Donald Richard "Don" DeLillo (born November 20, 1936) is an American novelist, short story writer, playwright, screenwriter and essayist. His works have covered subjects as diverse as television, nuclear war, the complexities of language, art, the advent of the Digital Age, mathematics, politics, economics, and sports.
DeLillo was already a well-regarded cult writer in 1985, when the publication of White Noise brought him widespread recognition and the National Book Award for fiction. He followed this in 1988 with Libra, a novel about the assassination of John F. Kennedy. DeLillo won the PEN/Faulkner Award for Mao II, about terrorism and the media's scrutiny of writers' private lives, and the William Dean Howells Medal for Underworld, a historical novel that ranges in time from the dawn of the Cold War to the birth of the Internet. He was awarded the 1999 Jerusalem Prize, the 2010 PEN/Saul Bellow Award for Achievement in American Fiction in 2010, and the 2013 Library of Congress Prize for American Fiction.

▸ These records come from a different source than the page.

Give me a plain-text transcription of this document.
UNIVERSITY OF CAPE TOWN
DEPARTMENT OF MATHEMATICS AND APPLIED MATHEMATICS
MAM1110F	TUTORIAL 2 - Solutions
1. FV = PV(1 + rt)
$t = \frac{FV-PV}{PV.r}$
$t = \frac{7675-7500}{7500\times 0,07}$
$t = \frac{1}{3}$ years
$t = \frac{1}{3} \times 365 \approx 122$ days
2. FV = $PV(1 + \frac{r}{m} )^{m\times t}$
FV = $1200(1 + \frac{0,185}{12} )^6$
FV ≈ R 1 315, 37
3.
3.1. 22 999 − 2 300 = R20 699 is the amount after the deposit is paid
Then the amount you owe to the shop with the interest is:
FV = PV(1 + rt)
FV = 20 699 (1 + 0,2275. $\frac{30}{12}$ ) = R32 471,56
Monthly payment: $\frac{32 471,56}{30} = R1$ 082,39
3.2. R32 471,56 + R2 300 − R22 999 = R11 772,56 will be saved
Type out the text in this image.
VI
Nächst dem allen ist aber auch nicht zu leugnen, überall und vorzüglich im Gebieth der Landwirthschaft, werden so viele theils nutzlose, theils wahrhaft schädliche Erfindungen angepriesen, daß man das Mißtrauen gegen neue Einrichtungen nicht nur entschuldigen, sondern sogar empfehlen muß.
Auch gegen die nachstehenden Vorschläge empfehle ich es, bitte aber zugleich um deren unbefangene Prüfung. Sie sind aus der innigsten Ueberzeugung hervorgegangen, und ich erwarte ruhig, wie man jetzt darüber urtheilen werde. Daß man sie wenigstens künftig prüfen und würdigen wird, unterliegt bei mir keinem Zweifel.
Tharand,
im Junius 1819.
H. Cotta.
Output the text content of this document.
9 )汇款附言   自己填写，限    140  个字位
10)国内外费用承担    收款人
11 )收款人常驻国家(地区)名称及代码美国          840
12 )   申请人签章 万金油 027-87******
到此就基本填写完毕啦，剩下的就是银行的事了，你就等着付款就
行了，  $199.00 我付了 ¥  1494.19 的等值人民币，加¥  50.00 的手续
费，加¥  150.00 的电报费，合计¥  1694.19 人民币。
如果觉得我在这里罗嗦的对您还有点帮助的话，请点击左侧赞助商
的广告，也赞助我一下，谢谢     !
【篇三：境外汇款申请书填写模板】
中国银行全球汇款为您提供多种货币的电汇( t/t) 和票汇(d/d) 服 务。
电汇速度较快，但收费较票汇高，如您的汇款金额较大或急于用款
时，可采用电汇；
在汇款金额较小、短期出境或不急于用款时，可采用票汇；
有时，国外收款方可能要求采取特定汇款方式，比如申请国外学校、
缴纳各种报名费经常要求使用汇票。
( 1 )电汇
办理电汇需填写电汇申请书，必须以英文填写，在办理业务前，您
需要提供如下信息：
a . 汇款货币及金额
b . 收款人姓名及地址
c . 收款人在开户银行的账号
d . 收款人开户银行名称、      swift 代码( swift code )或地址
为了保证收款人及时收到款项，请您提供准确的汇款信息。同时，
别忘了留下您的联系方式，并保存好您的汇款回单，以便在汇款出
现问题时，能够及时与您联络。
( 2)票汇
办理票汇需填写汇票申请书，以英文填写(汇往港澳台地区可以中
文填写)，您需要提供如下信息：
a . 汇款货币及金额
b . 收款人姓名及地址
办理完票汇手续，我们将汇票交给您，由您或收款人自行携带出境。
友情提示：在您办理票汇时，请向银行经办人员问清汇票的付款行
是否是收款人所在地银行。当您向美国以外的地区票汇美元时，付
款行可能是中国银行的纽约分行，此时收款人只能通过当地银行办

DeLillo has described his themes as "living in dangerous times" and "the inner life of the culture". In a 2005 interview, he said that writers "must oppose systems. It's important to write against power, corporations, the state, and the whole system of consumption and of debilitating entertainments... I think writers, by nature, must oppose things, oppose whatever power tries to impose on us."